Penulis: AKA
PARIS, TRASBERITA.COM – Presiden Prancis Emmanuel Macron diduga menyebut Perdana Menteri Inggri (PM) Boris Johnson sebagai Badut.
Hal ini dilaporkan oleh majalah politik atau salah satu surat kabar dan juga koran satir tertua di Prancis, Le Canard Enchaine, dalam hubungan antara kedua pemimpin itu.
Majalah politik Le Canard Enchaine, melaporkan Macron mengeluh soal sikap Johnson yang dinilainya memiliki “sikap vulgar dan konservatif”.
Ejekan satir tersebut keluar dari mulut Macron setelah mengeluh tentang respon Johnson usai keduanya berbicara via telepon mengenai insiden kapal pengungsi yang tenggelam dan menewaskan 27 individu saat melintasi di Selat Inggris pada 24 November lalu.

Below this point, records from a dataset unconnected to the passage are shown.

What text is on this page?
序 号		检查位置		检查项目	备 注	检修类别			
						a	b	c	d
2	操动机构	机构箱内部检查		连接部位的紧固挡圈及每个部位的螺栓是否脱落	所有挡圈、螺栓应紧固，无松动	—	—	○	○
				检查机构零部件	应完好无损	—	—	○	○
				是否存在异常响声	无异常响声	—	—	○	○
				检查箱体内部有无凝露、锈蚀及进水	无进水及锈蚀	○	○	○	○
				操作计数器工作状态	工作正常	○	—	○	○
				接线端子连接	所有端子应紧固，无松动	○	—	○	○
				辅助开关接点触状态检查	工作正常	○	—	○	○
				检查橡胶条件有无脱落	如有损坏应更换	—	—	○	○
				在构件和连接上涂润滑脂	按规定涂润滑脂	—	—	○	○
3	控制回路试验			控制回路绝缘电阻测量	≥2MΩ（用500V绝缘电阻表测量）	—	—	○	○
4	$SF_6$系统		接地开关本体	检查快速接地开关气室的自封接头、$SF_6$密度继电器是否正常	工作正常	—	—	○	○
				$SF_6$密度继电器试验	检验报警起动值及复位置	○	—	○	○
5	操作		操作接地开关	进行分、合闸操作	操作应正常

Presiden Prancis mengungkapkan kemarahannya kepada Perdana Menteri Inggris secara terbuka selama konferensi pers, setelah Johnson mengunggah kicauan di Twitter berisikan surat yang menguraikan lima poin rencana mengatasi masalah indiden penyebrangan pengungsi di Selat Inggris.

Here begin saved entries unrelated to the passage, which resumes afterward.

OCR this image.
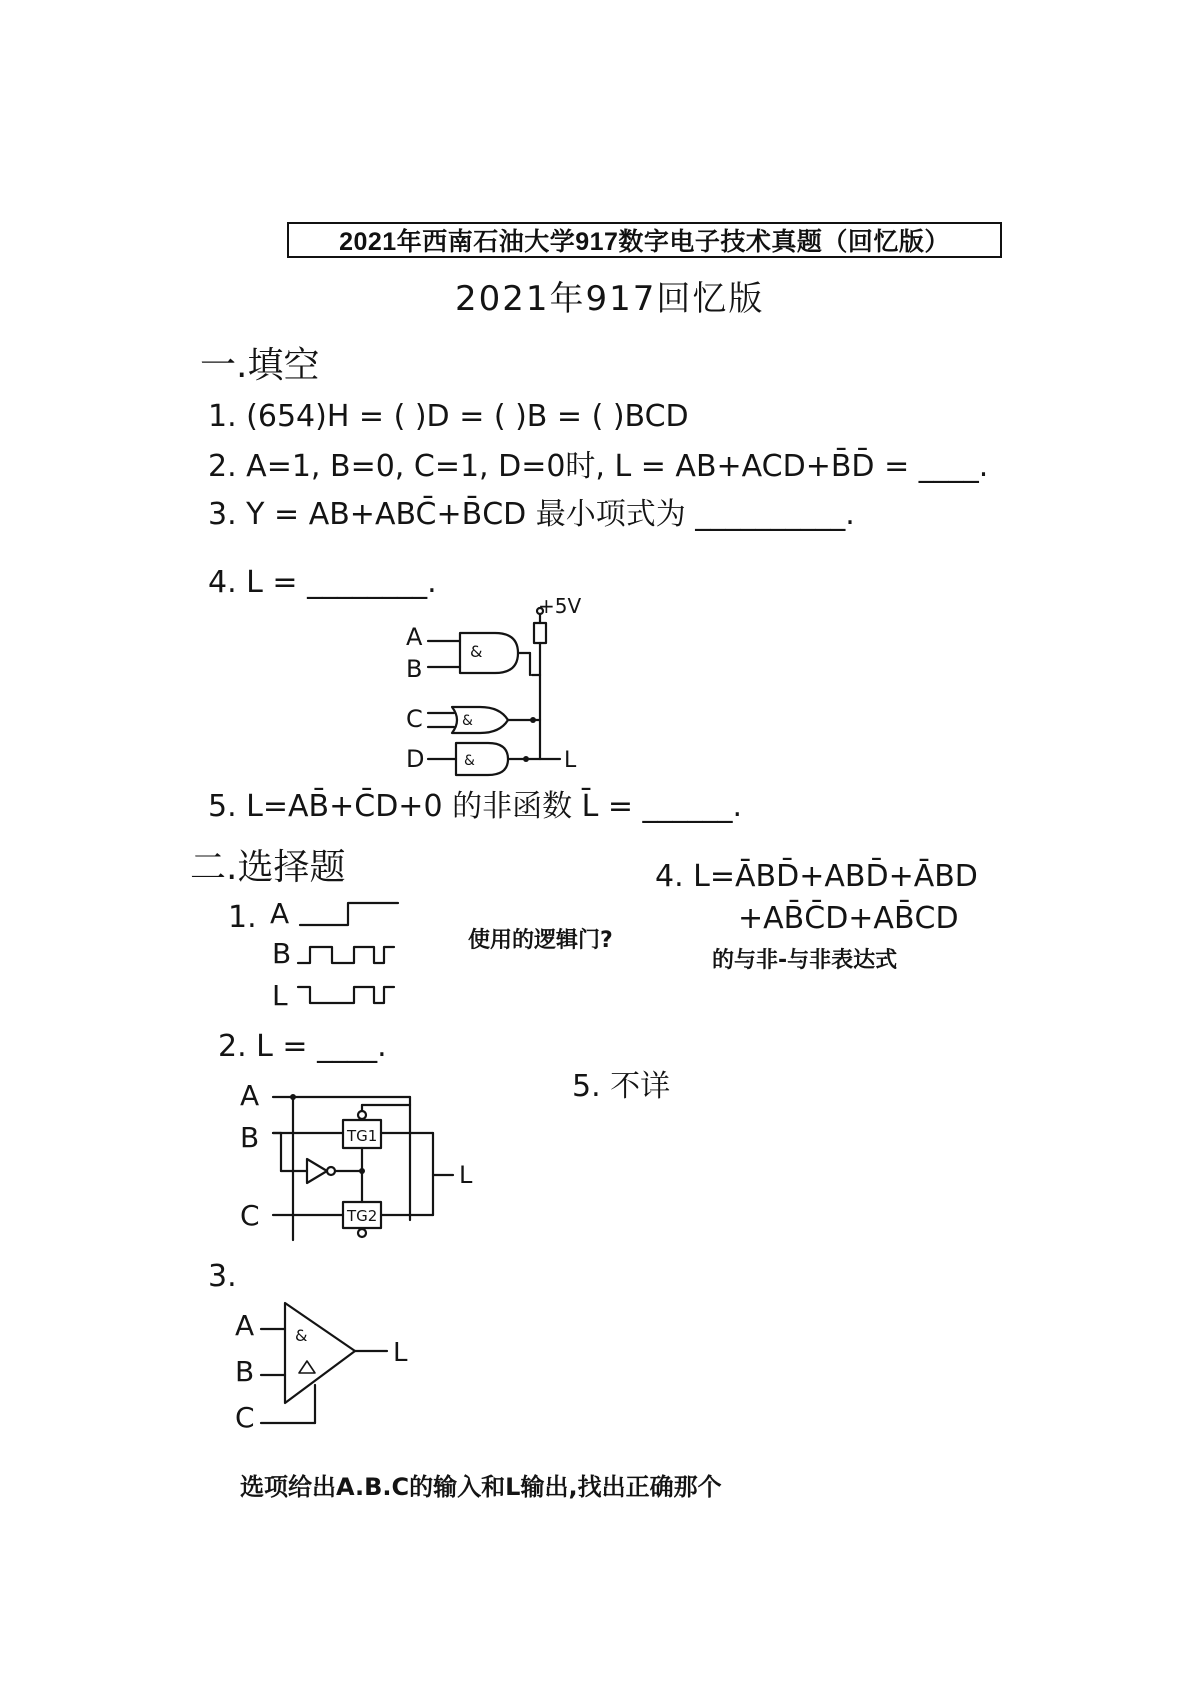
2021年西南石油大学917数字电子技术真题（回忆版）
2021年917回忆版
一.填空
1. (654)H = ( )D = ( )B = ( )BCD
2. A=1, B=0, C=1, D=0时, L = AB+ACD+B̄D̄ = ____.
3. Y = AB+ABC̄+B̄CD 最小项式为 __________.
4. L = ________.
+5V
&
A
B
&
C
&
D	L
5. L=AB̄+C̄D+0 的非函数 L̄ = ______.
二.选择题
1. A
B
L
使用的逻辑门?
4. L=ĀBD̄+ABD̄+ĀBD
+AB̄C̄D+AB̄CD
的与非-与非表达式
2. L = ____.
5. 不详
A
B
C
TG1
TG2
L
3.
A
B
C
&
L
选项给出A.B.C的输入和L输出,找出正确那个
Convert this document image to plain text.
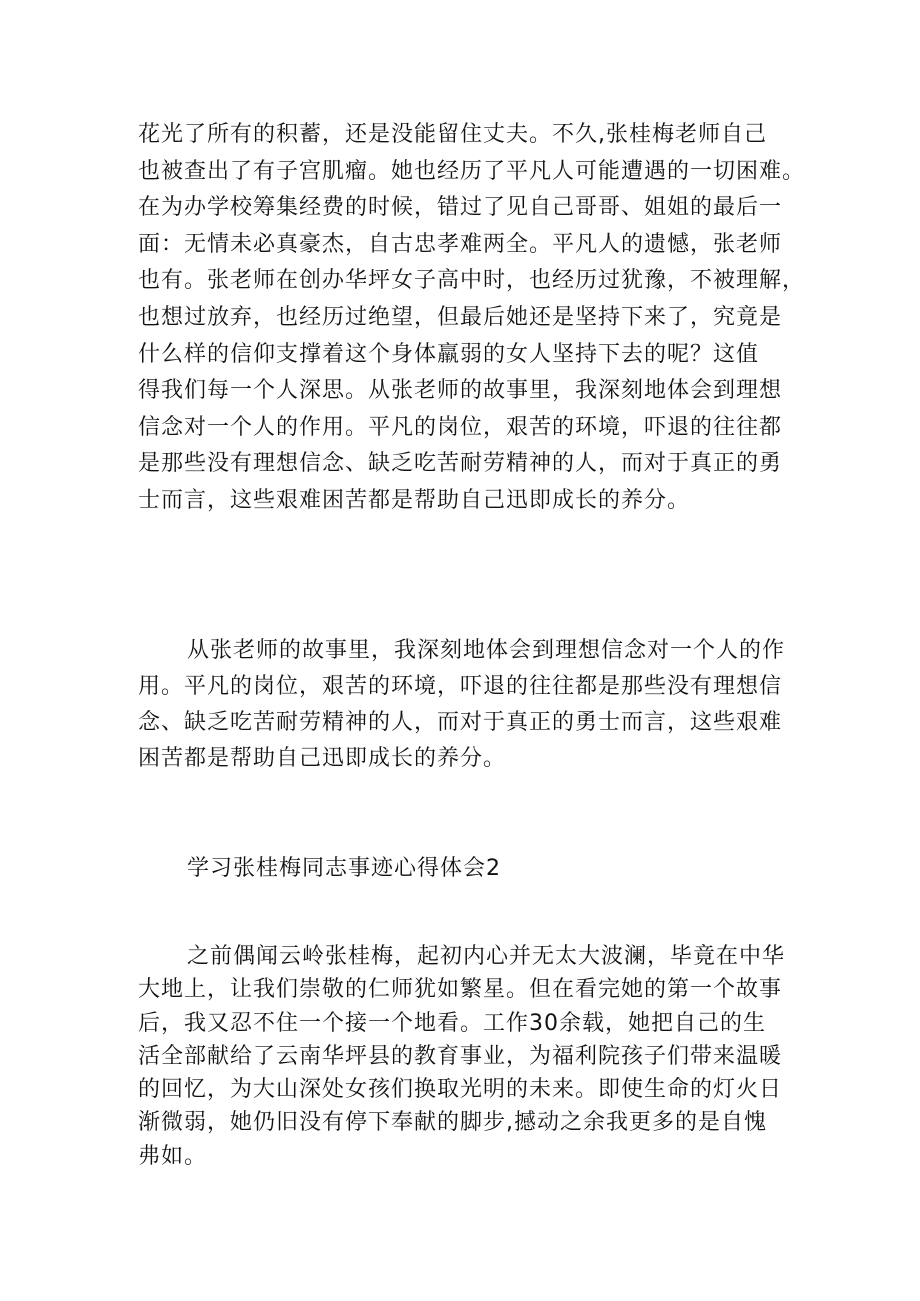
花光了所有的积蓄，还是没能留住丈夫。不久,张桂梅老师自己
也被查出了有子宫肌瘤。她也经历了平凡人可能遭遇的一切困难。
在为办学校筹集经费的时候，错过了见自己哥哥、姐姐的最后一
面：无情未必真豪杰，自古忠孝难两全。平凡人的遗憾，张老师
也有。张老师在创办华坪女子高中时，也经历过犹豫，不被理解，
也想过放弃，也经历过绝望，但最后她还是坚持下来了，究竟是
什么样的信仰支撑着这个身体羸弱的女人坚持下去的呢？这值
得我们每一个人深思。从张老师的故事里，我深刻地体会到理想
信念对一个人的作用。平凡的岗位，艰苦的环境，吓退的往往都
是那些没有理想信念、缺乏吃苦耐劳精神的人，而对于真正的勇
士而言，这些艰难困苦都是帮助自己迅即成长的养分。
从张老师的故事里，我深刻地体会到理想信念对一个人的作
用。平凡的岗位，艰苦的环境，吓退的往往都是那些没有理想信
念、缺乏吃苦耐劳精神的人，而对于真正的勇士而言，这些艰难
困苦都是帮助自己迅即成长的养分。
学习张桂梅同志事迹心得体会2
之前偶闻云岭张桂梅，起初内心并无太大波澜，毕竟在中华
大地上，让我们崇敬的仁师犹如繁星。但在看完她的第一个故事
后，我又忍不住一个接一个地看。工作30余载，她把自己的生
活全部献给了云南华坪县的教育事业，为福利院孩子们带来温暖
的回忆，为大山深处女孩们换取光明的未来。即使生命的灯火日
渐微弱，她仍旧没有停下奉献的脚步,撼动之余我更多的是自愧
弗如。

Namun, sebelumnya Macron mengaku komunikasinya dengan Johnson berjalan baik dan bijaksana.
“Dua hari lalu saya berbicara dengan Perdana Menteri Johnson secara serius,” ujar Macron dalam jumpa pers pada Jumat (3/12/2021).
“Bagi saya, saya terus melakukan itu, seperti yang saya lakukan dengan semua negara dan semua pemimpin. Saya terkejut dengan metode ketika mereka tidak serius. Sebagai pemimpin, kami tidak berkomunikasi dari satu pemimpin ke pemimpin lainnya tentang masalah ini melalui kicauan dan surat yang kami publikasikan sebab kami bukan pelapor,” ujarnya Macron pekan lalu setelah cuitan Johnson, dikutip dari laman The Guardian.

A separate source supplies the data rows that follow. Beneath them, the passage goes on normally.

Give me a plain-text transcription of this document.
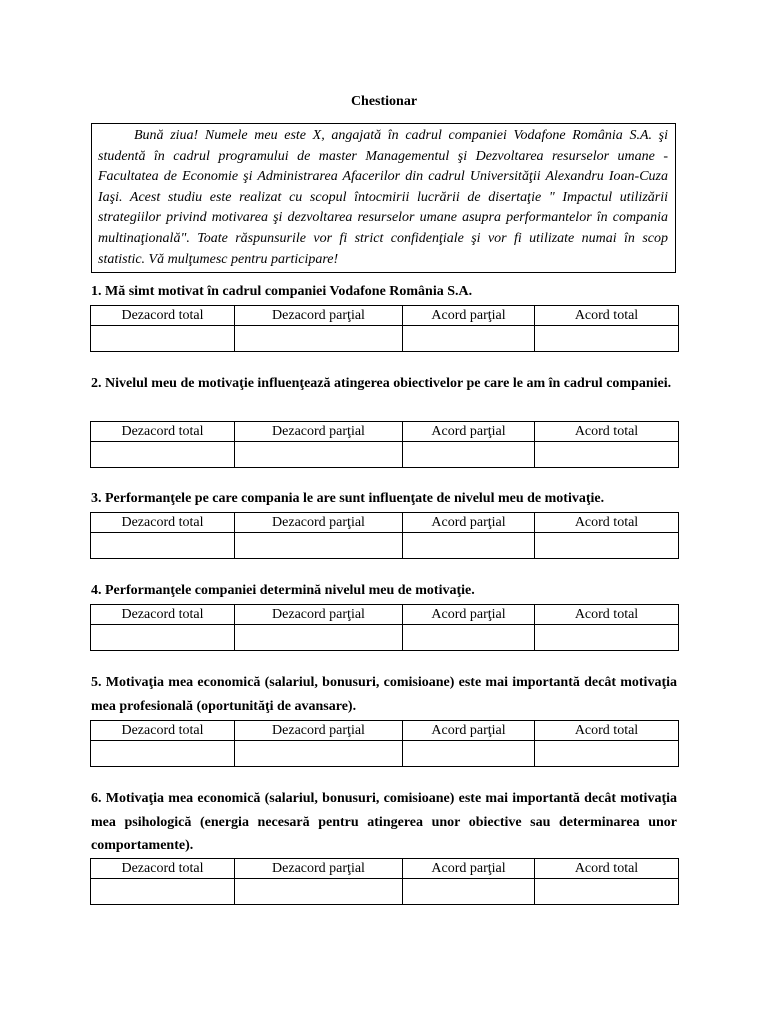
Chestionar

Bună ziua! Numele meu este X, angajată în cadrul companiei Vodafone România S.A. şi studentă în cadrul programului de master Managementul şi Dezvoltarea resurselor umane - Facultatea de Economie şi Administrarea Afacerilor din cadrul Universităţii Alexandru Ioan-Cuza Iaşi. Acest studiu este realizat cu scopul întocmirii lucrării de disertaţie " Impactul utilizării strategiilor privind motivarea şi dezvoltarea resurselor umane asupra performantelor în compania multinaţională". Toate răspunsurile vor fi strict confidenţiale şi vor fi utilizate numai în scop statistic. Vă mulţumesc pentru participare!

1. Mă simt motivat în cadrul companiei Vodafone România S.A.
Dezacord total	Dezacord parţial	Acord parţial	Acord total

2. Nivelul meu de motivaţie influenţează atingerea obiectivelor pe care le am în cadrul companiei.
Dezacord total	Dezacord parţial	Acord parţial	Acord total

3. Performanţele pe care compania le are sunt influenţate de nivelul meu de motivaţie.
Dezacord total	Dezacord parţial	Acord parţial	Acord total

4. Performanţele companiei determină nivelul meu de motivaţie.
Dezacord total	Dezacord parţial	Acord parţial	Acord total

5. Motivaţia mea economică (salariul, bonusuri, comisioane) este mai importantă decât motivaţia mea profesională (oportunităţi de avansare).
Dezacord total	Dezacord parţial	Acord parţial	Acord total

6. Motivaţia mea economică (salariul, bonusuri, comisioane) este mai importantă decât motivaţia mea psihologică (energia necesară pentru atingerea unor obiective sau determinarea unor comportamente).
Dezacord total	Dezacord parţial	Acord parţial	Acord total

Tetapi menurut majalah Prancis Le Canard Enchainé, presiden Prancis lebih mengutuk Johnson secara pribadi.
“BoJo (Boris Johnson) berbicara kepada saya dengan cepat, semuanya berjalan baik, kami berdiskusi seperti orang besar, dan kemudian dia memberi kami waktu yang sulit sebelum atau sesudahnya dengan cara yang tidak elegan. Itu selalu sirkus yang sama,” kata majalah itu mengutip Macron.
Majalah itu menambahkan bahwa Macron mengatakan kepada penasihatnya bahwa Johnson meminta maaf secara pribadi karena menjadikan Prancis sebagai ‘kambing hitam’ secara terbuka atas masalah-masalah seperti pengungsi di penyeberangan Selat ini.
Macron dilaporkan merespons permintaan maaf itu dengan mengatakan, “Sungguh menyedihkan melihat negara besar yang dengannya kita dapat melakukan banyak hal yang dipimpin oleh seorang badut.”
Patut dicatat bahwa Inggris dan Prancis sedang mengalami periode ketegangan dalam hubungan diplomatik antar kedua negara, setelah keluarnya serikat Inggris dari Uni Eropa, karena serangkaian masalah, dari pertahanan hingga pemberian izin penangkapan ikan.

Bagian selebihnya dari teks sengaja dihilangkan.